When we recently announced the 2015 Women In Trucking Influential Woman of the Year; there were many comments on social media about the absence of professional drivers from the list.
First, it must be noted that Stephanie Klang, a driver for Con-way Truckload and a former America’s Road Team Captain, was a finalist for the 2014 Influential Woman in Trucking award. Stephanie is a role model and has attained national respect for her skills and professionalism. I would suspect that she could find a position inside the walls of the terminal if she wished, but she prefers to remain behind the wheel.
Is there a career progression from professional driver to industry leader? Perhaps, but maybe not.
The characteristics that make a good, safe, professional driver are not the same as those of a woman who is working her way up the corporate ladder. A recent survey by the Financial Women’s Association found that the way for women to advance in the corporate structure is to move outside their comfort zone and take risks. How is this accomplished? It includes asking for additional assignments, speaking up at meetings, and taking on leadership roles within the organization. George Bernard Shaw once said, “The people who get on in this world are the people who get up and look for the circumstances they want, and if they can’t find them, make them.”
Women who work in the trucking industry are surrounded by men. Most of their peers, supervisors, and staff are men, as women comprise only fourteen percent of management roles in the transportation sector. Research has shown that women are often promoted for their accomplishments while men are promoted for their potential. This means that a woman must often prove her commitment, her value, and her determination before she moves up the career ladder. So, how is this different from a woman who choses to become a professional driver? Female drivers are still rare, as there are nineteen men for every woman behind the wheel of a truck.

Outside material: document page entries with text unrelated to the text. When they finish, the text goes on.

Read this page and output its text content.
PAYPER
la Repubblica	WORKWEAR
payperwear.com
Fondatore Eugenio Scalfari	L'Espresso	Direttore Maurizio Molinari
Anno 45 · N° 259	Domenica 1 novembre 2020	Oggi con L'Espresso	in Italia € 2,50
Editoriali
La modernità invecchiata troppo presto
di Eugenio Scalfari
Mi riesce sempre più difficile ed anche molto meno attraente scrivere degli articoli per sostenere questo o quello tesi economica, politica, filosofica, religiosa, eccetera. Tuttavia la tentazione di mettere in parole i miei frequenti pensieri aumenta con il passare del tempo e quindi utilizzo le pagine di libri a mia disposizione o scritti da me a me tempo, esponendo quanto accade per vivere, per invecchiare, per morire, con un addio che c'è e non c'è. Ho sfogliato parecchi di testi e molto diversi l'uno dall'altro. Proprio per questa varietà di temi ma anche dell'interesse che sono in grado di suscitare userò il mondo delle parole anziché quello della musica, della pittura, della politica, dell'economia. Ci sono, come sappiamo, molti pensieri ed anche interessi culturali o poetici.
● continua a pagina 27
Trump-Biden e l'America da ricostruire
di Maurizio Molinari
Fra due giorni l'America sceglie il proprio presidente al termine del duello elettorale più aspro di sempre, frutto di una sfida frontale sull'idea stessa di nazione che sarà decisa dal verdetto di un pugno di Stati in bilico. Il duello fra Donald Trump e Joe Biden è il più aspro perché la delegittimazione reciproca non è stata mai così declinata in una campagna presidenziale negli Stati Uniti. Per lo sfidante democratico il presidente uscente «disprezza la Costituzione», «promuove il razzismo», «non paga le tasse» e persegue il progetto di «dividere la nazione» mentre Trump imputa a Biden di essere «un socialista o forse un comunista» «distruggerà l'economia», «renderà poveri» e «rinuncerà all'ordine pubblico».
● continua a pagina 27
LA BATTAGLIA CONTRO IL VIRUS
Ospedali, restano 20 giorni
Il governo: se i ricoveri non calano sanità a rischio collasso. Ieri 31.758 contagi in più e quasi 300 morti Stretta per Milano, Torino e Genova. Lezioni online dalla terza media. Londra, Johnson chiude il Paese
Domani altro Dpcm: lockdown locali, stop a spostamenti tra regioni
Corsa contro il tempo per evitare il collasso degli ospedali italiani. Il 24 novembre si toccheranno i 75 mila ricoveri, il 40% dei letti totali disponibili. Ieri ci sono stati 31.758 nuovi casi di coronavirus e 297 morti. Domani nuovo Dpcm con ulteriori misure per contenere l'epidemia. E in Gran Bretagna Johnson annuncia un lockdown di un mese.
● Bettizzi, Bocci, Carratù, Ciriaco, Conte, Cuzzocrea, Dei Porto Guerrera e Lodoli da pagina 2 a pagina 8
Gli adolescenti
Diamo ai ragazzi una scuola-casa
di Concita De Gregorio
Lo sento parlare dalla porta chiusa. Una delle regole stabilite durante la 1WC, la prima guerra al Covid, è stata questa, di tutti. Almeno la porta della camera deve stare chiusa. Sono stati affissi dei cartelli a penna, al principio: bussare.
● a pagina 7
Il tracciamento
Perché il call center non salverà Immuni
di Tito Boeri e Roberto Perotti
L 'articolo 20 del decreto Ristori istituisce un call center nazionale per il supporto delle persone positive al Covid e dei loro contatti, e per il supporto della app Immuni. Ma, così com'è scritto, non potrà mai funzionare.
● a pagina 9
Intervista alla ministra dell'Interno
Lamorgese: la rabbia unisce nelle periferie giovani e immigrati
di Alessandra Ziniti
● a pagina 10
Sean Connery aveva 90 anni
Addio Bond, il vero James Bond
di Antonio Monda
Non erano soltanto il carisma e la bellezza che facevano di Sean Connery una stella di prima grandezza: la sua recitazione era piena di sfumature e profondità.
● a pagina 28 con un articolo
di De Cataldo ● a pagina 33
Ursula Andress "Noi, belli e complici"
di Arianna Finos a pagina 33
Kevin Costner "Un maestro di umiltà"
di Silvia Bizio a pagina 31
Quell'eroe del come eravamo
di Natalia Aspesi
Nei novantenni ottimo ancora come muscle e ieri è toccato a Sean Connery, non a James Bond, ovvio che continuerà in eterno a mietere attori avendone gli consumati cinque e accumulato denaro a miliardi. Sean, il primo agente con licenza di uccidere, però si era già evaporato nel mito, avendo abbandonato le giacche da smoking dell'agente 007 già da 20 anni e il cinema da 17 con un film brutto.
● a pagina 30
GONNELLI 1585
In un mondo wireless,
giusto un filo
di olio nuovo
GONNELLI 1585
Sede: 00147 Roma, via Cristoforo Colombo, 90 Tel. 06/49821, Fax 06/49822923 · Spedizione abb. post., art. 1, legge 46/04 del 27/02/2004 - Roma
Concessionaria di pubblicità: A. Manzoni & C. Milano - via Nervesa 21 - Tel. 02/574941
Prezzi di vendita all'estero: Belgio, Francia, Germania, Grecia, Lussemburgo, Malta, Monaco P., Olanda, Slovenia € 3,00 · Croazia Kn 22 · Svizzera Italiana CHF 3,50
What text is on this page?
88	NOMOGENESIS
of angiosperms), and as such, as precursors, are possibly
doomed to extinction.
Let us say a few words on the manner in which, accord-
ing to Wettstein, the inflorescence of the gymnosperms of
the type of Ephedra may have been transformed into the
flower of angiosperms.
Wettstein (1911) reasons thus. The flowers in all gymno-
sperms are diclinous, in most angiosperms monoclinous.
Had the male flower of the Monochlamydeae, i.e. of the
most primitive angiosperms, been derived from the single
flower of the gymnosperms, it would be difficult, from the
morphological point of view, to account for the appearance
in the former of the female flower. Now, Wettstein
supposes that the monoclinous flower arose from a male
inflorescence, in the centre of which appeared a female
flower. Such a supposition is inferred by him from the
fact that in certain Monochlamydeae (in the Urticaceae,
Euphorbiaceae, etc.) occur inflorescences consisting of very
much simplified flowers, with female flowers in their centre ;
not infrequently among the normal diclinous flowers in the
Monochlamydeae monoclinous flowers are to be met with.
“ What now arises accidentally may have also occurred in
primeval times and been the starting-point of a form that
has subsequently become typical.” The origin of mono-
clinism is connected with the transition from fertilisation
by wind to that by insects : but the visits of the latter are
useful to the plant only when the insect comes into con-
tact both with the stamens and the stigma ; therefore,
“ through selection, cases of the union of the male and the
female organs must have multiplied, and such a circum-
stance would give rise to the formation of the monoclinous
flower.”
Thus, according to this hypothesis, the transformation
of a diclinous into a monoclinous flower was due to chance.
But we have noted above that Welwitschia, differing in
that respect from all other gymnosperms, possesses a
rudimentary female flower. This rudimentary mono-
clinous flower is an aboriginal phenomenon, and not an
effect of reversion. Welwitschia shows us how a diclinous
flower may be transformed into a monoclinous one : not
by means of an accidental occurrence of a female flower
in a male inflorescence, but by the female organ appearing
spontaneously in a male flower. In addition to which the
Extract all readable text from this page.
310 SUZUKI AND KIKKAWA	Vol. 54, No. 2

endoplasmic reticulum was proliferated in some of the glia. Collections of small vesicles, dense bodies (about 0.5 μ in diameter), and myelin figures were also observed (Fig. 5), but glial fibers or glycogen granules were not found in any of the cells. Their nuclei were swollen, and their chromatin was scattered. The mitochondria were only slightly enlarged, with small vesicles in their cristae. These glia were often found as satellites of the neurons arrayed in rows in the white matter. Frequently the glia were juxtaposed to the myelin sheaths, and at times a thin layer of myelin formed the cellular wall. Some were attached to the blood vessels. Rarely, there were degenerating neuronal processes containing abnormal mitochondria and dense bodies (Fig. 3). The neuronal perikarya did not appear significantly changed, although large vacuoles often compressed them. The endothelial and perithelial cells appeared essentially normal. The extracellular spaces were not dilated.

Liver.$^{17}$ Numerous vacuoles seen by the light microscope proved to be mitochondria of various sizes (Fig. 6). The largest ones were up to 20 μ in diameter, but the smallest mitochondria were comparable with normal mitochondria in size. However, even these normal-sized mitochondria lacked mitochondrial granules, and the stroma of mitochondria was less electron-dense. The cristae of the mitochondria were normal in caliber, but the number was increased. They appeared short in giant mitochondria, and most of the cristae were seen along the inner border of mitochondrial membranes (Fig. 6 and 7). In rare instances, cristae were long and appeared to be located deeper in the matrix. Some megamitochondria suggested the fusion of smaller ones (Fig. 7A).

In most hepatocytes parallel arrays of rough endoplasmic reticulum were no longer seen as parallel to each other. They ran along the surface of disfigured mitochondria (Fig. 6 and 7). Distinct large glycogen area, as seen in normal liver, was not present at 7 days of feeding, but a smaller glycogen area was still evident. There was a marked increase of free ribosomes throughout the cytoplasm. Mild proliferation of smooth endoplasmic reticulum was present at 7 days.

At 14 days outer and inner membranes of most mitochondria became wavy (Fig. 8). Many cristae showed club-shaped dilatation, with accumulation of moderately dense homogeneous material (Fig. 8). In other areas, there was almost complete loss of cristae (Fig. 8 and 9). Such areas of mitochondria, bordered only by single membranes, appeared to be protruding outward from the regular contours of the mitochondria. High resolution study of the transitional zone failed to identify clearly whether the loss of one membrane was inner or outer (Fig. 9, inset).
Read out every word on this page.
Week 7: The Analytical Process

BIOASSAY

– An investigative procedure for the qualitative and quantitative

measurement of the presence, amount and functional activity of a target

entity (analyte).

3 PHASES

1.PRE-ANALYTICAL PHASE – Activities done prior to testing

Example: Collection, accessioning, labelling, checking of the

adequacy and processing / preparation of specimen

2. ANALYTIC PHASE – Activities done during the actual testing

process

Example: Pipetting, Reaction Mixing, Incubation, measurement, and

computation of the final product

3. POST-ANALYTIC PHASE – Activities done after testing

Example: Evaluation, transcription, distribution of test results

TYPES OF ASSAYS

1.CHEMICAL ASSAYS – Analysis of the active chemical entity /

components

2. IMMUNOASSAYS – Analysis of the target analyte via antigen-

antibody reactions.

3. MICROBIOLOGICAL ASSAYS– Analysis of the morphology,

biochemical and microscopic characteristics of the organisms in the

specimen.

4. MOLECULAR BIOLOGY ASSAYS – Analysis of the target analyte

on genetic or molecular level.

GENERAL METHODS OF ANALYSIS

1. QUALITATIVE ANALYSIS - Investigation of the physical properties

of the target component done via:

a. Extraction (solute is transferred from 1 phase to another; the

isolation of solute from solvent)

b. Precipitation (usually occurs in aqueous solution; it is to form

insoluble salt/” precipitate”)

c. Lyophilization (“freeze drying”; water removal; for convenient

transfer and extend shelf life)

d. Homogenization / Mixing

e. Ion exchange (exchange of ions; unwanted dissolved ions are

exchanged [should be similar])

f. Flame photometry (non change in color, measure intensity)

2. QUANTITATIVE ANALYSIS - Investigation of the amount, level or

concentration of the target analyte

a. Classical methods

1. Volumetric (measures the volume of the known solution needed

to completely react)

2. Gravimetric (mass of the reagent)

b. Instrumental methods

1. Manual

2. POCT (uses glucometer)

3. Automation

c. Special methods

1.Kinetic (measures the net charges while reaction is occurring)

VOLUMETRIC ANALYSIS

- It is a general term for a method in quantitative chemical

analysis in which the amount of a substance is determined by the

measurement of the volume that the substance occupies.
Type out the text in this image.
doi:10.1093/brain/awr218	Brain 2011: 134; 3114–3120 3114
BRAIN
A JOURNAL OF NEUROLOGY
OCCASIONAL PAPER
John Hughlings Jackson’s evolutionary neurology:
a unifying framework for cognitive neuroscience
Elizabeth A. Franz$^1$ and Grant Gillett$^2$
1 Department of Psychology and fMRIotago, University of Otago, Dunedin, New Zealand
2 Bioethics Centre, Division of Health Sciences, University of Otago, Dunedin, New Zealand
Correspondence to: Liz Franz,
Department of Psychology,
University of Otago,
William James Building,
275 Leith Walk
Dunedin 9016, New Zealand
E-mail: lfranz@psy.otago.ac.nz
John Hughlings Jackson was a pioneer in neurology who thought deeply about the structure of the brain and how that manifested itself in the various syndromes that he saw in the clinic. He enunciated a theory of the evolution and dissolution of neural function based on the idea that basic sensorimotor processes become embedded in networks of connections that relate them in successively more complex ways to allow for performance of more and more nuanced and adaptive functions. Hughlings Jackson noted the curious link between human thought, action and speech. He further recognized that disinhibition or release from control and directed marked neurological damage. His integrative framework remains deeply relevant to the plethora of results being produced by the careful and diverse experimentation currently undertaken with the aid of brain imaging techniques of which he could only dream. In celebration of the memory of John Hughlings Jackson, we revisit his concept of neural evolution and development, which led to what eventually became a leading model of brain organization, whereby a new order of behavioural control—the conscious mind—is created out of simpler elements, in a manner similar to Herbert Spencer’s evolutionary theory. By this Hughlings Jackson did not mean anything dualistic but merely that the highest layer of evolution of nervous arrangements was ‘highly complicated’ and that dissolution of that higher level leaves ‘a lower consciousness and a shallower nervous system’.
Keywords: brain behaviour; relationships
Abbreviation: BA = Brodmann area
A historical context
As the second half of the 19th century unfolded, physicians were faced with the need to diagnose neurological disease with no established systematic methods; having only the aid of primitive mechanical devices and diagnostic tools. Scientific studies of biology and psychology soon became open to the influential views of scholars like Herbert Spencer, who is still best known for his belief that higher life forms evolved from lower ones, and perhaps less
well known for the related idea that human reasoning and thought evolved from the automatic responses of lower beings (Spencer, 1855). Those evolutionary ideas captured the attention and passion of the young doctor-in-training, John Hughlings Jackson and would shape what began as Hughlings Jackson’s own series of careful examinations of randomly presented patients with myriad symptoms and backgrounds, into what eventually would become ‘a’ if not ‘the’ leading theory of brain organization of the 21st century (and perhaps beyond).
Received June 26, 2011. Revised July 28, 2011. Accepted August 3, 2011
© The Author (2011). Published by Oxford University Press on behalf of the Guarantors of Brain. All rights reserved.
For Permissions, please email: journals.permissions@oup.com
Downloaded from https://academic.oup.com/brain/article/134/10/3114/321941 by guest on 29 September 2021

While these women are typically independent and self confident, they must possess some characteristics that don’t always support a leadership role. First, professional drivers are comfortable being alone for hours at a time. Many female drivers are hesitant to train new drivers because they prefer “their own space.” In order to be a manager, you must be a people person. You need to be happy in a corporate environment surrounded by co-workers, where you accept the fact that your day is spent inside a building instead of outdoors. To be a manager, you need to lead your staff and support and encourage them on a daily basis. Professional drivers often prefer being their own boss.
Most drivers detest the idea of their chair being behind a desk instead of a windshield. They love the view and appreciate the sunrises and sunsets that mark the start or end of their day. Ask any driver if she would enjoy the same view for her workday and she’ll usually shake her head and tell you how much she loves seeing the countryside.
Finally, a professional driver must be dedicated to safety. This means she must be patient and always remain calm. She cannot allow inept motorists, disrespectful shippers and receivers, changing dispatch instructions or bad weather distract her. She must take her time and keep her focus on maintaining safe distances and speeds.
Compare this to her counterpart who has chosen a life within a cubicle, surrounded by office distractions and co-workers who must push herself outside her comfort zone on a daily basis. These two women are not typically compatible. We applaud any woman who moves out of the truck and into the office and finds her way into the C-suite. We would love to hear from women who have made this transition and upward progression and we applaud you. Until then, we truly appreciate the role women have as professional drivers and as leaders within the industry. Women In Trucking Association represents both of these groups, as well as their male peers.